Turkish Armed Forces and Postmodern War-Management

Published in Turkish Daily News, 17 January 2008

The Turkish and international media gave wide coverage to recent Turkish excursions into and bombings of outlawed PKK targets in northern Iraq.

Most of the commentaries focused on the pros and cons of military campaigns on the fragile state of Iraq, the never-ending ‘final moves' to end PKK terror in Turkey and the rekindling of Turkish-American relations. These are in fact legitimate questions, but there is more that needs to be analyzed.

A key area that has escaped from the critical (and often clichéd) eyes of mainstream commentators in Turkey is why these campaigns have been communicated to Turkish society in the way that they have been. In this article, I want to draw attention not to the military attacks and their results or implications, but to how the Turkish Armed forces have employed and orchestrated cutting-edge public relations tactics.

Old school war-management:

In the good old days, managing societies that were engaged in wars was a lot easier. Since the primary information source was the armed forces themselves, the governments easily constructed stories of heroism, success and sacrifices performed for ‘higher ideals.' The pointless destruction, war crimes and failures could easily be left out in the dark.
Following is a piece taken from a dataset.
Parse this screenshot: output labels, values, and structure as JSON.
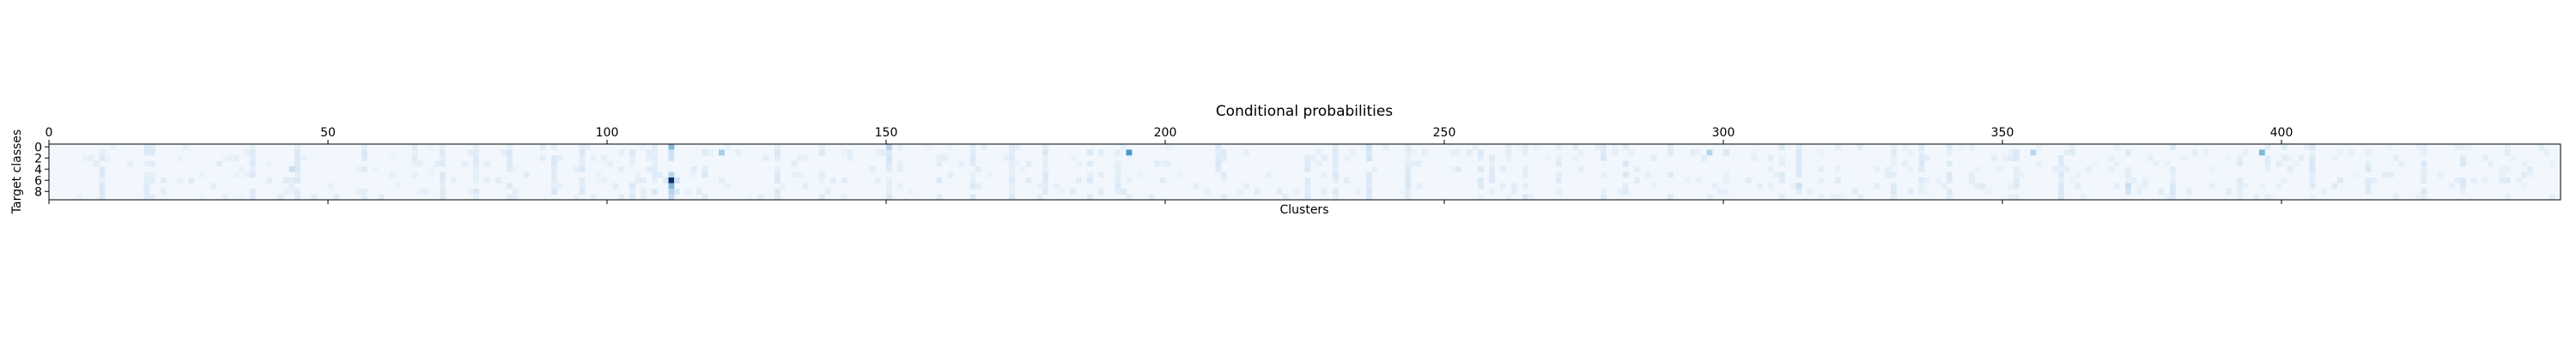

Society was just a spectator enjoying the unified narrative presented in movie-like news from the front lines. What mattered was that ‘we' were winning and ‘we' were ‘heroes' fighting for a ‘just' cause.

The only alternative source of information was the veterans, who had to choose to play either the ‘hero' with the hope that their sacrifices were in fact worth something, or the reclusive survivor who never spoke about war. And when those returnees refused to choose between these two sanctioned roles and dared to speak against their government's policies and the horrors of war, they were declared mentally or morally impaired and pushed out to the margins.

Thus, it was quite easy to manage one's society in the old days. All you needed to do was report as many successes and heroic stories as possible. However, with the development of independent media and easy access to the production and dissemination of photographs and videos from the front lines, the job of the governments and top generals became more difficult.

The Vietnam War was not more destructive or ‘evil' than any other war. In fact, the 20th century had seen bigger and more fatal wars. Yet, for the first time we were able to see the reality of war right in our living rooms, often contradicting the official euphemisms and stories presented to us. This meant that it was becoming a lot more difficult to lead us into collective hypnosis.

A single image of a young girl, Kim Phuc, screaming with pain from her burns and running away naked from a napalm bombing with a bunch of kids, became a turning point for war opposition. It muted all stories of military success and the idea that the war was being fought for noble causes. Though this signaled the end of traditional war-management, it only resulted in more sophisticated strategies. The new strategy, which was first applied during the Desert Storm campaign, uses the same tool that ended the old strategies.

New generation war-management:

If independent media taught us to mistrust the official narratives and cheap heroisms, it also led us to a fixation on the image and visual stimulation. If the previous problem was lack of information and its boring officialdom, our new problem is information overload and its erotic powers.

In order to compete with other producers for our decreasing attention spans, TV reporting has reduced the content of the information to minimal while maximizing its visual and musical effects. As the minimum amount of information is added on to amazing views of fighter jets, attractive uniforms and ‘cool' war toys, the war becomes a ‘thrill.' The shock-and-awe tactics create a sense of ‘awe' of human technology and its precision. The individual becomes fixed on sexy images at the expense of reality.

The news of bombing is presented with black and white videos supplied by the Air Force, which shows war more like an unreal video game. The more the dose of visual stimulation is increased, the more societies fall into rapture and intellectual numbness. Since we are more focused on the airplane, we have no perception of where the bombs fall, or moreover, of the deaths of the human beings underneath them. The U.S. has employed this style of perception management in its controversial campaigns in Iraq and Afghanistan with great success.

It appears that the Turkish Armed Forces have learned more from the U.S. than intelligence and F-16 production. All throughout the north Iraq campaigns, top generals and government officials spoke endlessly about our newly acquired spy, night flight and bombing technologies. Newspapers presented the most attractive military pictures along with details of each bomb dropped and how our pilots are trained. TV channels showed videos of the bombings and real-life satellite images of the camps.

It has indeed been a successful example of war-management. Turkish society has faced minimum ethical dilemmas and found much pride and stimulation in our brand new military toys.